Shared from the 2017-03-06 Chattanooga eEdition

Philadelphia Flower Show celebrates blooms of Holland



Grower Regina McKee works with tulips Wednesday in a greenhouse growing plants for the Philadelphia Flower Show at Meadowbrook Farm in Jenkintown, Pa.

PHILADELPHIA — Visitors arriving at the Philadelphia Flower Show this year will feel as if they’re stepping into the endless flower fields of Holland.

A rainbow sea of 30,000 tulips and other blooms will stretch seemingly into the horizon as a canopy of 6,000 cut and dried flowers floats overhead. Bridges covered in Delft tiles, illuminated windmills and splashing canals will welcome them through the undulating gardens.

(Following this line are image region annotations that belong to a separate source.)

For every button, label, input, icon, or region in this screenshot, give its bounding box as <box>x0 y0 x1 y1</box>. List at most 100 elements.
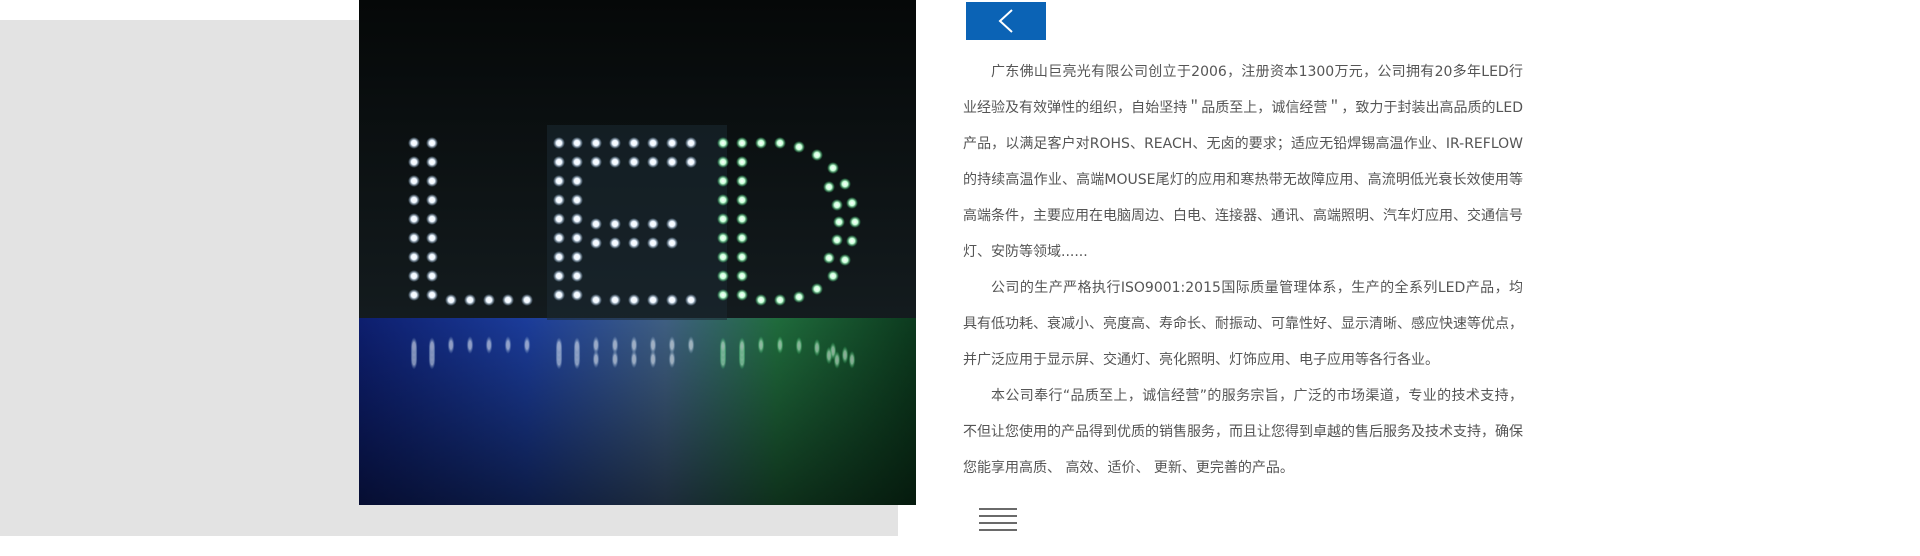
led-dot <box>426 289 438 301</box>
led-dot <box>408 213 420 225</box>
led-dot <box>426 175 438 187</box>
led-dot <box>647 218 659 230</box>
led-dot <box>666 218 678 230</box>
led-reflection <box>485 336 493 354</box>
led-dot <box>793 141 805 153</box>
led-dot <box>827 270 839 282</box>
led-dot <box>647 156 659 168</box>
company-intro: 广东佛山巨亮光有限公司创立于2006，注册资本1300万元，公司拥有20多年LE… <box>963 54 1523 486</box>
led-reflection <box>523 336 531 354</box>
led-dot <box>774 137 786 149</box>
led-reflection <box>757 336 765 354</box>
led-dot <box>736 232 748 244</box>
led-dot <box>717 175 729 187</box>
led-reflection <box>611 350 619 369</box>
led-dot <box>426 156 438 168</box>
led-reflection <box>833 351 841 369</box>
led-dot <box>736 175 748 187</box>
led-dot <box>717 213 729 225</box>
led-dot <box>609 156 621 168</box>
led-dot <box>823 181 835 193</box>
led-dot <box>736 289 748 301</box>
led-dot <box>793 291 805 303</box>
led-dot <box>666 156 678 168</box>
led-dot <box>823 252 835 264</box>
led-dot <box>831 234 843 246</box>
menu-button[interactable] <box>975 504 1021 534</box>
led-dot <box>609 294 621 306</box>
led-dot <box>553 156 565 168</box>
led-dot <box>571 156 583 168</box>
led-dot <box>553 194 565 206</box>
led-dot <box>685 156 697 168</box>
menu-icon-bar <box>979 529 1017 531</box>
led-dot <box>571 137 583 149</box>
led-dot <box>553 213 565 225</box>
back-button[interactable] <box>966 2 1046 40</box>
intro-paragraph-3: 本公司奉行“品质至上，诚信经营”的服务宗旨，广泛的市场渠道，专业的技术支持，不但… <box>963 388 1523 476</box>
hamburger-menu-icon <box>979 508 1017 510</box>
led-dot <box>590 237 602 249</box>
led-dot <box>553 251 565 263</box>
led-dot <box>408 137 420 149</box>
led-reflection <box>466 336 474 354</box>
led-dot <box>755 294 767 306</box>
led-dot <box>571 213 583 225</box>
led-dot <box>717 270 729 282</box>
menu-icon-bar <box>979 515 1017 517</box>
led-dot <box>736 137 748 149</box>
led-dot <box>553 232 565 244</box>
led-dot <box>846 235 858 247</box>
led-dot <box>833 216 845 228</box>
led-dot <box>571 194 583 206</box>
led-dot <box>502 294 514 306</box>
led-dot <box>717 232 729 244</box>
led-dot <box>408 270 420 282</box>
led-dot <box>426 251 438 263</box>
led-dot <box>831 199 843 211</box>
led-reflection <box>592 350 600 369</box>
led-dot <box>717 289 729 301</box>
intro-paragraph-1: 广东佛山巨亮光有限公司创立于2006，注册资本1300万元，公司拥有20多年LE… <box>963 64 1523 260</box>
led-dot <box>849 216 861 228</box>
led-dot <box>590 218 602 230</box>
led-dot <box>717 194 729 206</box>
led-reflection <box>649 350 657 369</box>
led-dot <box>553 175 565 187</box>
led-reflection <box>630 350 638 369</box>
led-dot <box>827 162 839 174</box>
chevron-left-icon <box>998 9 1013 33</box>
led-dot <box>647 237 659 249</box>
intro-paragraph-2: 公司的生产严格执行ISO9001:2015国际质量管理体系，生产的全系列LED产… <box>963 280 1523 368</box>
led-dot <box>666 237 678 249</box>
led-dot <box>811 283 823 295</box>
led-dot <box>553 270 565 282</box>
led-reflection <box>555 337 563 356</box>
led-dot <box>483 294 495 306</box>
led-sign-graphic <box>359 0 916 505</box>
led-dot <box>839 178 851 190</box>
led-dot <box>717 251 729 263</box>
led-reflection <box>504 336 512 354</box>
led-dot <box>717 156 729 168</box>
led-dot <box>736 156 748 168</box>
led-dot <box>571 251 583 263</box>
led-dot <box>628 156 640 168</box>
led-dot <box>846 197 858 209</box>
led-dot <box>426 213 438 225</box>
led-dot <box>736 251 748 263</box>
led-dot <box>685 294 697 306</box>
menu-icon-bar <box>979 522 1017 524</box>
led-dot <box>736 194 748 206</box>
led-dot <box>666 294 678 306</box>
led-dot <box>774 294 786 306</box>
led-reflection <box>795 336 803 355</box>
led-dot <box>736 213 748 225</box>
led-reflection <box>687 336 695 354</box>
led-dot <box>609 237 621 249</box>
led-reflection <box>668 350 676 369</box>
led-dot <box>609 218 621 230</box>
led-dot <box>717 137 729 149</box>
led-dot <box>553 137 565 149</box>
led-dot <box>408 194 420 206</box>
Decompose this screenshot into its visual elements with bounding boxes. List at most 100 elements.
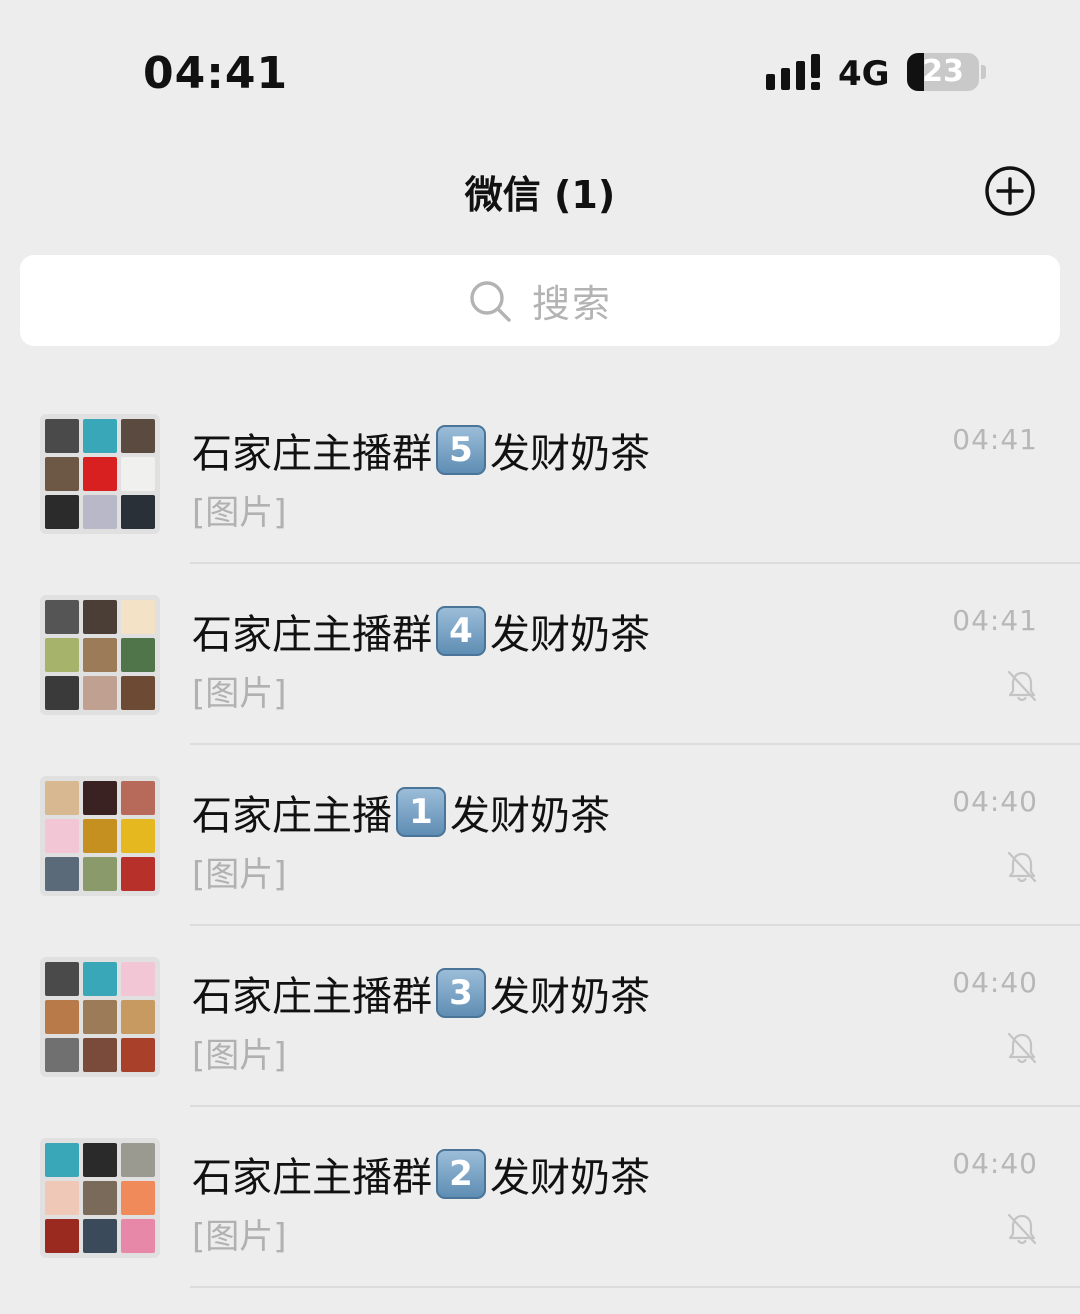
- number-keycap-badge: 2: [436, 1149, 486, 1199]
- page-title: 微信 (1): [464, 173, 616, 217]
- avatar-tile: [121, 1181, 155, 1215]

The festival runs March 11-19 and is billed as the largest events of its kind in the U.S. The show attracted about 255,000 people last year.

The Pennsylvania Horticultural Society’s show this year, “Holland: Flowering the World,” celebrates the beauty of the Dutch landscape and the ingenuity of the country’s green technologies.

But what’s hidden among the swaths of tulips, daffodils and hyacinths is the backstory of the blooms, which started their journey to the flower show last summer at a quaint farm and garden center nestled in the rolling hills just outside the city.

Meadowbrook Farm, in suburban Jenkintown, is operated by the horticultural society and supplies flowers and plants for many of the show’s 50 major exhibitors.

Customers contact the farm each summer with ideas for their show displays and their plant wish lists. Then workers go about raising the plants and “forcing” the flowers.

Plants need a certain amount of exposure to cold temperatures to flower, but also enough days of warmth and the proper amount of light, and those amounts vary from plant to plant.

So plants are put in a 37-degree cooler to make them feel like it’s winter, then transferred to the 68-degree greenhouse, deluded into thinking it’s spring and time to shine.

“It’s an art and a science,” said Nathan Roehrich, the garden’s head grower. “There are so many variables. It’s all about knowing your plants.”